The Web site said independent money, including secret donations, was important to the election results. In seats that changed from Democrat to Republican or vice versa, "independent groups spent an average of $764,000 on behalf of the winner and just $273,000 on behalf of the loser"
The main beneficiaries of secret 501(c) money -- Republican House and Senate candidates. More than $183 million was spent on behalf of Republican candidates by 501(c) groups, the Web site said..
But Democrats weren't left out.
Democratic House and Senate candidates were the biggest beneficiaries of donations by 527 organizations to political party committees, the Web site said. The 527s spent $102.7 million on behalf of Democratic candidates, and can accept unlimited corporate and union funds. While their donations are subject to FEC disclosure requirements, Common Cause said, many of the 527s have not disclosed their donors.
More than $104 million in 527 money, the largest amount, was spent on congressional races and came from single-issue groups. Union-affiliated 527s spent $42.4 million, the Web site said.
State campaigns got more than $252 million from 527 groups, figures compiled by the Center for Responsive Politics showed.
Collections for 2012 are already in full swing.
Writing for the Aug. 10 Huffington Post, Bob Edgar, Common Cause president and chief executive officer, said a gathering of conservative CEOs convened by Koch Industries has pledged about $88 million for the upcoming elections while the U.S Chamber of Commerce, a Republican ally, likely will spend more than the $75 million it spent in 2010, "and partisan operatives including Republican Karl Rove and Democrat David Brock have set up so-called super PACs to get into the unlimited corporate money game as well."
Under the headline, "Supreme Court's decision threatens U.S. election process," The Daily Cardinal, the student newspaper at the University of Wisconsin-Madison, said in its Aug. 14 edition $30 million was spent on Wisconsin's August recall elections.
"To put that into perspective, the deficit estimate this past spring, triggering the Budget Repair Bill and instigating waves of protests, was $137 million," the newspaper said. "The money spent on these special elections (would have solved) 20 percent of that budget crisis and is enough to cover the average salary of 646 teachers for a year."
The Daily Cardinal said roughly $25 million of that $30 million was spent "by special interest groups organized into political action committees. A landmark Supreme Court decision last year opened the floodgates for the deluge of money currently saturating Wisconsin local television and radio."

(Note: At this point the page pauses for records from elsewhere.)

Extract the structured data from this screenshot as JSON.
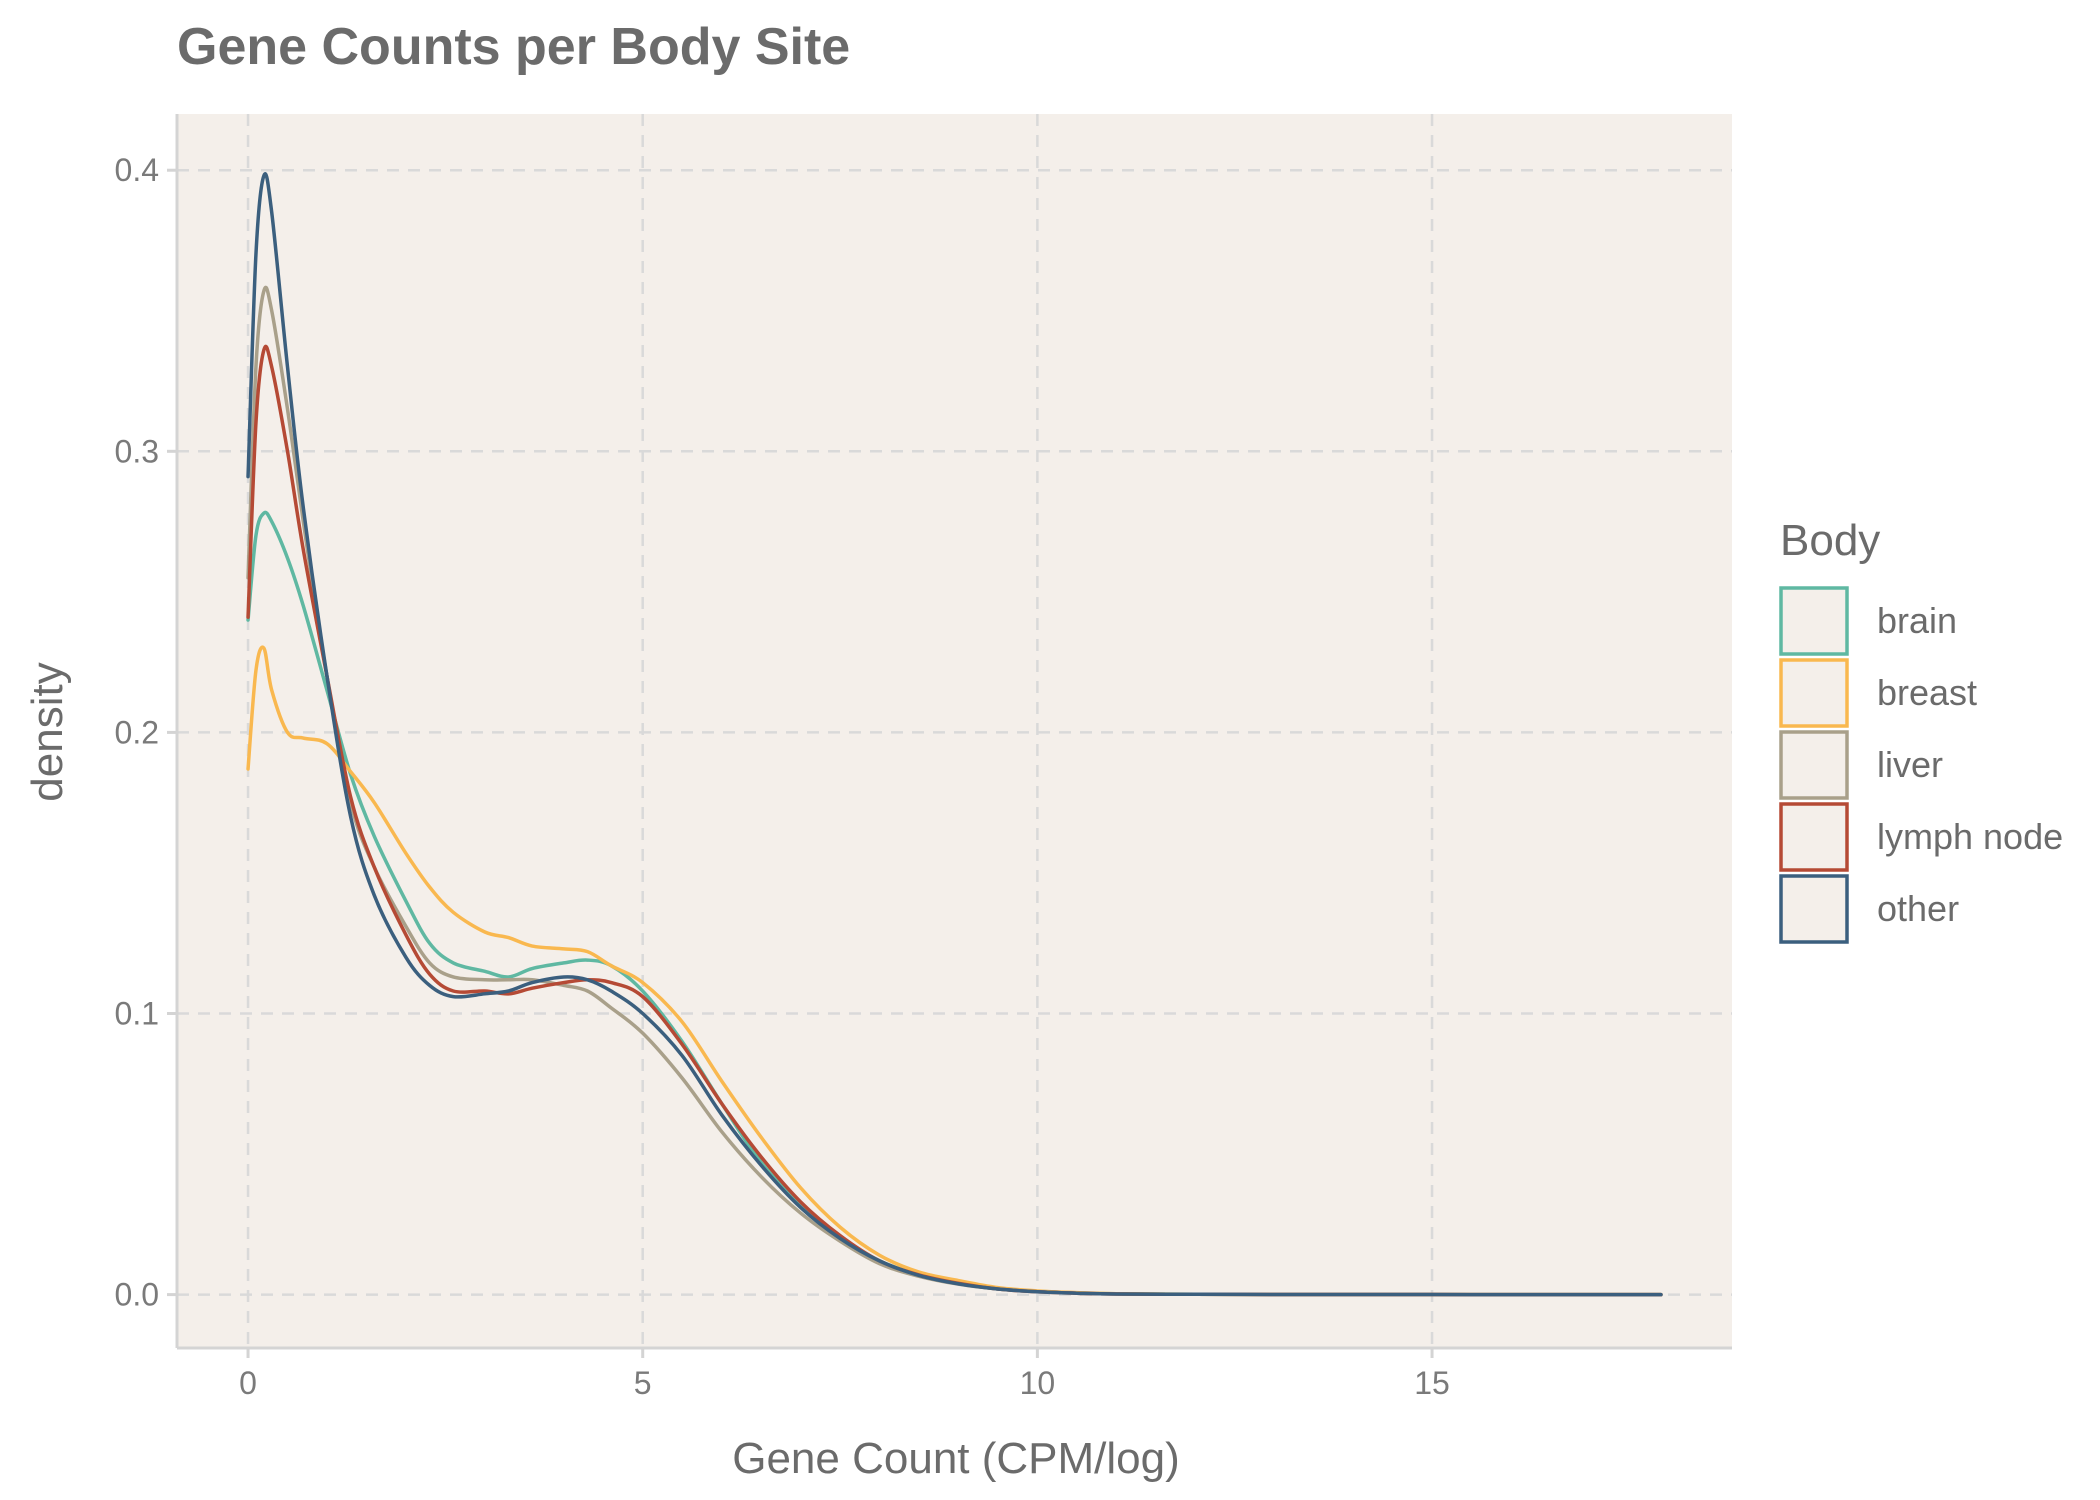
{
  "chart_data": {
    "type": "line",
    "title": "Gene Counts per Body Site",
    "xlabel": "Gene Count (CPM/log)",
    "ylabel": "density",
    "xlim": [
      -0.9,
      18.8
    ],
    "ylim": [
      -0.019,
      0.42
    ],
    "x_ticks": [
      0,
      5,
      10,
      15
    ],
    "x_tick_labels": [
      "0",
      "5",
      "10",
      "15"
    ],
    "y_ticks": [
      0.0,
      0.1,
      0.2,
      0.3,
      0.4
    ],
    "y_tick_labels": [
      "0.0",
      "0.1",
      "0.2",
      "0.3",
      "0.4"
    ],
    "grid": true,
    "background": "#f4efea",
    "legend": {
      "title": "Body",
      "position": "right"
    },
    "x": [
      0,
      0.1,
      0.2,
      0.3,
      0.5,
      0.7,
      1.0,
      1.3,
      1.6,
      2.0,
      2.3,
      2.6,
      3.0,
      3.3,
      3.6,
      4.0,
      4.3,
      4.6,
      5.0,
      5.5,
      6.0,
      6.5,
      7.0,
      7.5,
      8.0,
      8.5,
      9.0,
      9.5,
      10.0,
      10.5,
      11.0,
      12.0,
      13.0,
      14.0,
      15.0,
      16.0,
      17.0,
      17.9
    ],
    "series": [
      {
        "name": "brain",
        "color": "#5fb8a2",
        "values": [
          0.24,
          0.27,
          0.278,
          0.275,
          0.262,
          0.245,
          0.215,
          0.185,
          0.163,
          0.14,
          0.125,
          0.118,
          0.115,
          0.113,
          0.116,
          0.118,
          0.119,
          0.117,
          0.108,
          0.09,
          0.068,
          0.047,
          0.032,
          0.02,
          0.012,
          0.007,
          0.004,
          0.002,
          0.0012,
          0.0006,
          0.0003,
          0.0001,
          5e-05,
          2e-05,
          1e-05,
          0.0,
          0.0,
          0.0
        ]
      },
      {
        "name": "breast",
        "color": "#f9b84f",
        "values": [
          0.187,
          0.222,
          0.23,
          0.215,
          0.2,
          0.198,
          0.196,
          0.186,
          0.175,
          0.157,
          0.145,
          0.136,
          0.129,
          0.127,
          0.124,
          0.123,
          0.122,
          0.117,
          0.111,
          0.097,
          0.076,
          0.056,
          0.038,
          0.024,
          0.014,
          0.008,
          0.005,
          0.0025,
          0.0013,
          0.0007,
          0.0003,
          0.0001,
          5e-05,
          2e-05,
          1e-05,
          0.0,
          0.0,
          0.0
        ]
      },
      {
        "name": "liver",
        "color": "#a9a08a",
        "values": [
          0.255,
          0.33,
          0.357,
          0.35,
          0.315,
          0.275,
          0.22,
          0.175,
          0.152,
          0.131,
          0.118,
          0.113,
          0.112,
          0.112,
          0.112,
          0.11,
          0.108,
          0.102,
          0.093,
          0.077,
          0.058,
          0.042,
          0.029,
          0.019,
          0.011,
          0.0065,
          0.0037,
          0.002,
          0.001,
          0.0005,
          0.0002,
          0.0001,
          4e-05,
          2e-05,
          1e-05,
          0.0,
          0.0,
          0.0
        ]
      },
      {
        "name": "lymph node",
        "color": "#b54a35",
        "values": [
          0.241,
          0.31,
          0.336,
          0.33,
          0.3,
          0.265,
          0.22,
          0.177,
          0.152,
          0.128,
          0.114,
          0.108,
          0.108,
          0.107,
          0.109,
          0.111,
          0.112,
          0.111,
          0.106,
          0.089,
          0.068,
          0.049,
          0.033,
          0.021,
          0.012,
          0.007,
          0.004,
          0.002,
          0.001,
          0.0005,
          0.0002,
          0.0001,
          4e-05,
          2e-05,
          1e-05,
          0.0,
          0.0,
          0.0
        ]
      },
      {
        "name": "other",
        "color": "#3b5f7e",
        "values": [
          0.291,
          0.37,
          0.398,
          0.385,
          0.33,
          0.28,
          0.22,
          0.17,
          0.142,
          0.12,
          0.11,
          0.106,
          0.107,
          0.108,
          0.111,
          0.113,
          0.112,
          0.108,
          0.1,
          0.085,
          0.064,
          0.046,
          0.031,
          0.02,
          0.012,
          0.0068,
          0.0038,
          0.002,
          0.001,
          0.0005,
          0.0002,
          0.0001,
          4e-05,
          2e-05,
          1e-05,
          0.0,
          0.0,
          0.0
        ]
      }
    ]
  }
}
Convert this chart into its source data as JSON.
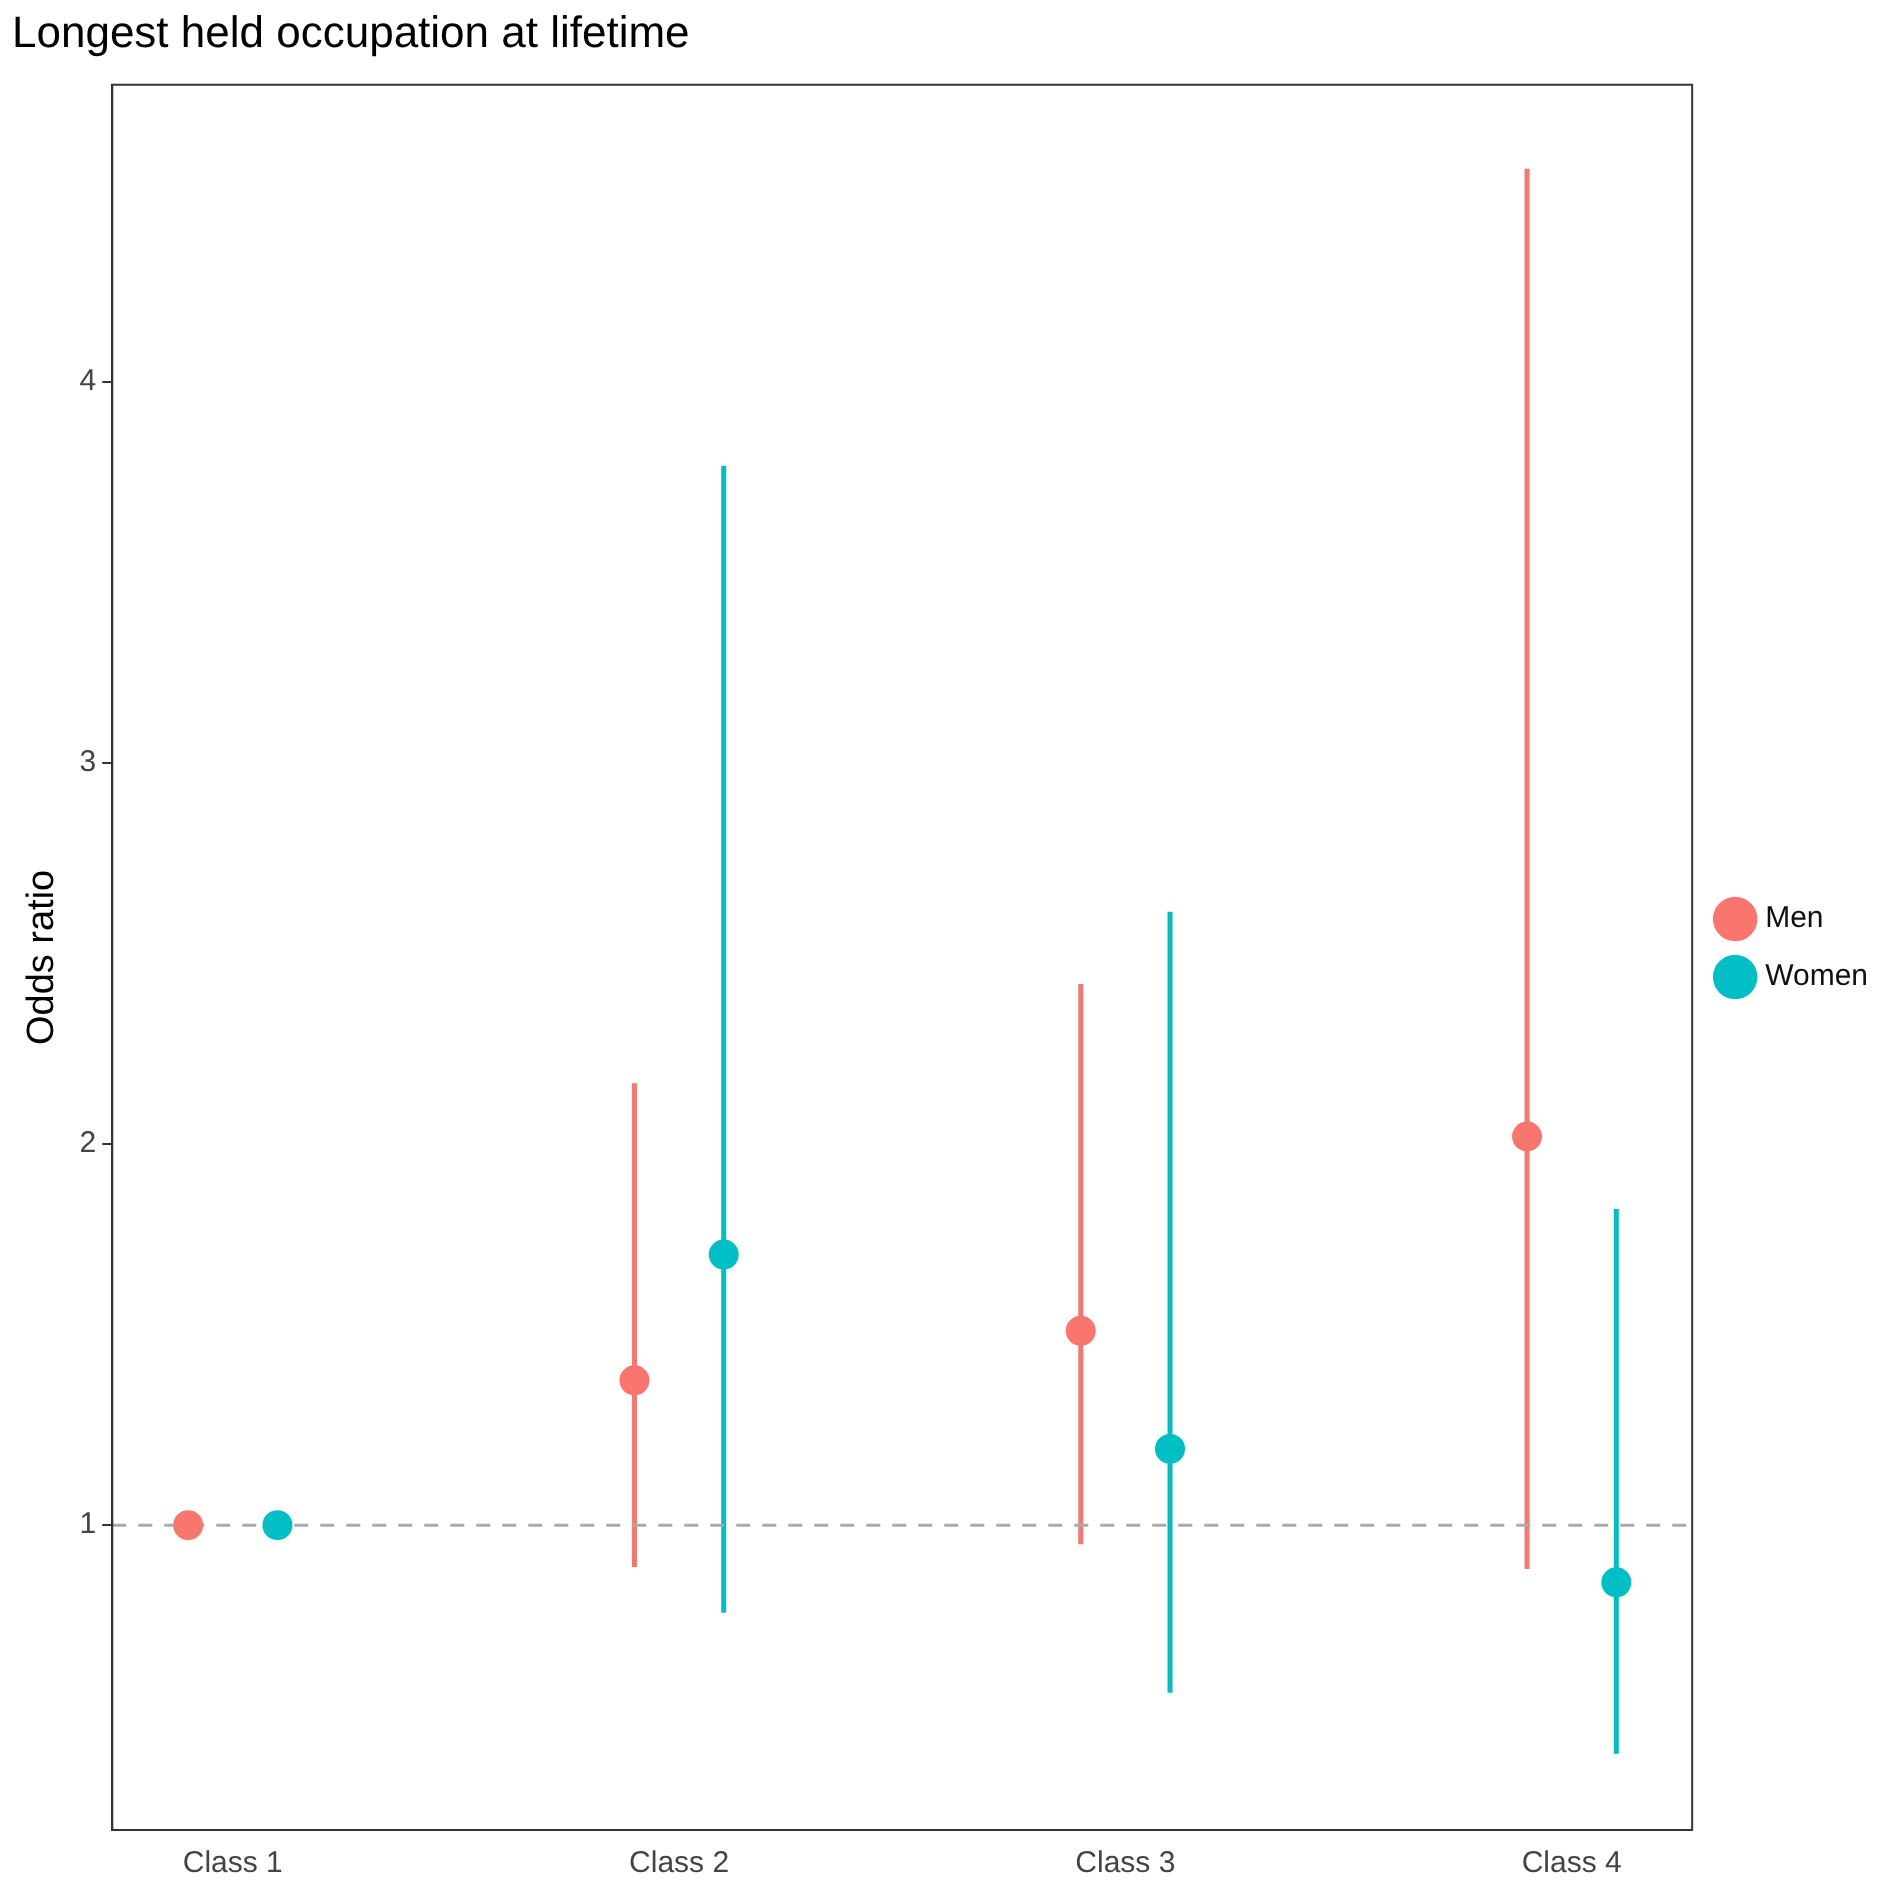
{
  "chart_data": {
    "type": "scatter",
    "title": "Longest held occupation at lifetime",
    "ylabel": "Odds ratio",
    "categories": [
      "Class 1",
      "Class 2",
      "Class 3",
      "Class 4"
    ],
    "series": [
      {
        "name": "Men",
        "color": "#f8766d",
        "values": [
          1,
          1.38,
          1.51,
          2.02
        ],
        "errors": [
          null,
          [
            0.89,
            2.16
          ],
          [
            0.95,
            2.42
          ],
          [
            0.885,
            4.56
          ]
        ]
      },
      {
        "name": "Women",
        "color": "#00bfc4",
        "values": [
          1,
          1.71,
          1.2,
          0.85
        ],
        "errors": [
          null,
          [
            0.77,
            3.78
          ],
          [
            0.56,
            2.61
          ],
          [
            0.4,
            1.83
          ]
        ]
      }
    ],
    "ylim": [
      0.2,
      4.78
    ],
    "yticks": [
      1,
      2,
      3,
      4
    ],
    "grid": false,
    "legend": "right",
    "marker": "circle",
    "ref_lines": [
      {
        "axis": "y",
        "value": 1,
        "color": "#aaaaaa",
        "line_style": "dashed"
      }
    ]
  }
}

The newspaper also cites that mysterious $1 million donation to a super PAC associated with former Massachusetts Governor Romney, the purported front-runner for the Republican presidential nomination.
W Spann LLC, a company formed last March, donated $1 million to the pro-Romney super PAC, Restore Our Future, before the company dissolved in July. Reports later said the donor was actually Edward Conrad, former executive at Bain Capital, Romney's former hedge fund.
Restore Our Future "raised $12.2 million in the first six months of 2011 and, under the laws of post-Citizens United, there are no restrictions on how they can spend this money," The Daily Cardinal said.
The student newspaper fretted about the source of independent money.
"There are many reasons to be concerned about the health of American democracy," it said. "The electoral process, in particular has been flooded with unknown sources of wealth. There is little reason to believe that current campaign laws are sufficient to ensure that money being contributed to super PACs is limited to American donors."
Concern over the source of independent money led 10 corporate law law professors, including Harvard Law School's Lucian Bebchuk and Columbia Law School's Robert Jackson, to petition the Securities and Exchange Commission, The Wall Street Journal reported Aug. 5.
The petition asked the SEC to require corporations to disclose political contributions from corporate money to stockholders. It argued that the Supreme Court decision assumed this would be the case.
There was no immediate comment from the SEC on the petition.